営業活動と負の連鎖と上司の手助け

営業部門の中で稼ぎ頭だったトップセールスマンが突然前触れもなく営業成績が急に上がらなくなって、直ぐに立ち直るだろうなんて考えていたら何時まで経ってもスランプのままで気がついたら負の連鎖に嵌り込んでしまっているなんて時には上司の助けが必要になる場合も多いのです。
ですが多くの場合において営業部隊の中で営業成績が優秀で部門の売上の多くを占めているようないわゆる稼ぎ頭と目される営業マンに対して上司は余り普段の行動に口を挟みませんし、また自由に仕事をさせて下手に口出しなんてして売上を上げる邪魔をしないってのが正しい上司の姿でも有りますからね。

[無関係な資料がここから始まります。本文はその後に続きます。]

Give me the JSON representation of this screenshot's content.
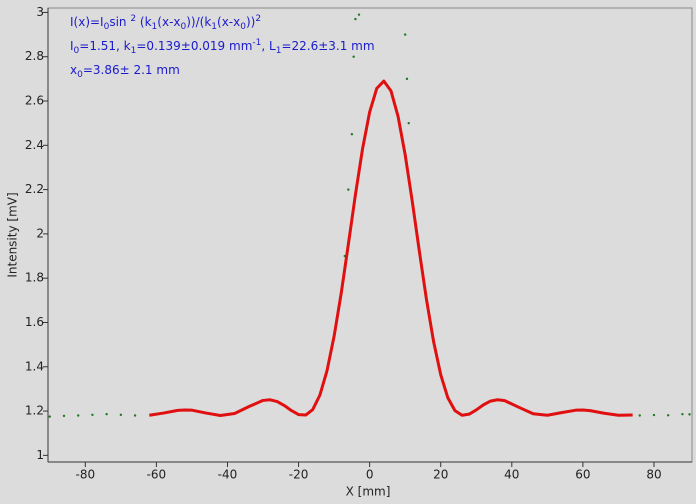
{
  "chart_data": {
    "type": "scatter",
    "xlabel": "X [mm]",
    "ylabel": "Intensity [mV]",
    "xlim": [
      -90.5,
      90.7
    ],
    "ylim": [
      0.97,
      3.02
    ],
    "xticks": [
      -80,
      -60,
      -40,
      -20,
      0,
      20,
      40,
      60,
      80
    ],
    "yticks": [
      1,
      1.2,
      1.4,
      1.6,
      1.8,
      2,
      2.2,
      2.4,
      2.6,
      2.8,
      3
    ],
    "annotations": [
      [
        {
          "text": "I(x)=I"
        },
        {
          "text": "0",
          "style": "sub"
        },
        {
          "text": "sin "
        },
        {
          "text": "2",
          "style": "sup"
        },
        {
          "text": " (k"
        },
        {
          "text": "1",
          "style": "sub"
        },
        {
          "text": "(x-x"
        },
        {
          "text": "0",
          "style": "sub"
        },
        {
          "text": "))/(k"
        },
        {
          "text": "1",
          "style": "sub"
        },
        {
          "text": "(x-x"
        },
        {
          "text": "0",
          "style": "sub"
        },
        {
          "text": "))"
        },
        {
          "text": "2",
          "style": "sup"
        }
      ],
      [
        {
          "text": "I"
        },
        {
          "text": "0",
          "style": "sub"
        },
        {
          "text": "=1.51,  k"
        },
        {
          "text": "1",
          "style": "sub"
        },
        {
          "text": "=0.139±0.019 mm"
        },
        {
          "text": "-1",
          "style": "sup"
        },
        {
          "text": ",   L"
        },
        {
          "text": "1",
          "style": "sub"
        },
        {
          "text": "=22.6±3.1 mm"
        }
      ],
      [
        {
          "text": "x"
        },
        {
          "text": "0",
          "style": "sub"
        },
        {
          "text": "=3.86±  2.1 mm"
        }
      ]
    ],
    "series": [
      {
        "color": "#1f7a1f",
        "mode": "markers",
        "x": [
          -90,
          -86,
          -82,
          -78,
          -74,
          -70,
          -66,
          76,
          80,
          84,
          88,
          90,
          -7,
          -6,
          -5,
          -4.5,
          -4,
          -3,
          10,
          10.5,
          11
        ],
        "values": [
          1.175,
          1.178,
          1.18,
          1.183,
          1.186,
          1.183,
          1.18,
          1.18,
          1.182,
          1.181,
          1.186,
          1.185,
          1.9,
          2.2,
          2.45,
          2.8,
          2.97,
          2.99,
          2.9,
          2.7,
          2.5
        ]
      },
      {
        "color": "#e01010",
        "mode": "line",
        "x": [
          -62,
          -58,
          -54,
          -52,
          -50,
          -46,
          -42,
          -38,
          -34,
          -30,
          -28,
          -26,
          -24,
          -22,
          -20,
          -18,
          -16,
          -14,
          -12,
          -10,
          -8,
          -6,
          -4,
          -2,
          0,
          2,
          4,
          6,
          8,
          10,
          12,
          14,
          16,
          18,
          20,
          22,
          24,
          26,
          28,
          30,
          32,
          34,
          36,
          38,
          42,
          46,
          50,
          54,
          58,
          60,
          62,
          66,
          70,
          74
        ],
        "values": [
          1.181,
          1.191,
          1.203,
          1.205,
          1.204,
          1.191,
          1.18,
          1.189,
          1.22,
          1.248,
          1.251,
          1.243,
          1.225,
          1.202,
          1.184,
          1.182,
          1.207,
          1.272,
          1.382,
          1.538,
          1.732,
          1.952,
          2.177,
          2.384,
          2.55,
          2.657,
          2.69,
          2.646,
          2.53,
          2.357,
          2.146,
          1.92,
          1.703,
          1.513,
          1.364,
          1.26,
          1.202,
          1.181,
          1.186,
          1.205,
          1.228,
          1.245,
          1.251,
          1.247,
          1.217,
          1.188,
          1.181,
          1.193,
          1.204,
          1.205,
          1.202,
          1.19,
          1.181,
          1.182
        ]
      }
    ]
  }
}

それにトップセールスマンと目される人は多くが上司の口出しを嫌がったり、下手な指導や命令をされるとモチベーションが下がってしまうなんて人が圧倒的ですから、例え長期間のスランプに陥ってしまっても自分で解決する以外は考えないものです。

さてここでトップセールスを続けていた人が長期間のスランプに陥りまして売上の低迷が続いてしまう負の連鎖について考えてみたいと思います。

これはかつて私の部下だった営業マンですとか私自身もなりかけた時期があったのですけど、多くの場合はたまたま売れなかっただけなのに、自分の営業スタイルを崩してしまうパターンです。

もっと具体的に書きますと目先の売上が欲しいからまだクロージングの段階まで到達していないのに、焦って決めにかかってクロージングに失敗するとか、お客にやたらと結論を急がせてしまって商談がポシャってしまうって感じが一番多いと思います。

またそれと同じような事例では売れている時には多数の非常に薄い見込み客や商談をキープしつつ、その中なから毎月の売上を確保する濃い見込みをピックアップしつつ、同時並行で何十件もの薄い見込み客を集めていたので、毎月安定した売上がキープ出来ていたのに、今月や来月のような直近の売上に繋がらないような薄い見込み客に興味を失ってしまった為に、安定した濃いAランクの見込み客が確保できなくなったのがスランプの原因と負の連鎖の正体だって場合も多いわけです。

そこで上司の話を致しますと、何が問題なのかとかいった原因を指摘するだけで元々トップセールスマンだった人ですから結構短期間で立ち直ることが出来るのですけど、ここでね上司が好調だった時にどんな営業活動を展開していたのかを把握していないと、見当違いのアドバイスをしてしまう事になって、かえって負の連鎖を加速させちゃうんですね。

ですから上司は普段はトップセールスマンに対してアドバイスも不要ですし無用な口出しもすべきじゃないんですけど、行動の全体像だけは把握していないと、スランプの時には役立たずの上司になってしまうのです。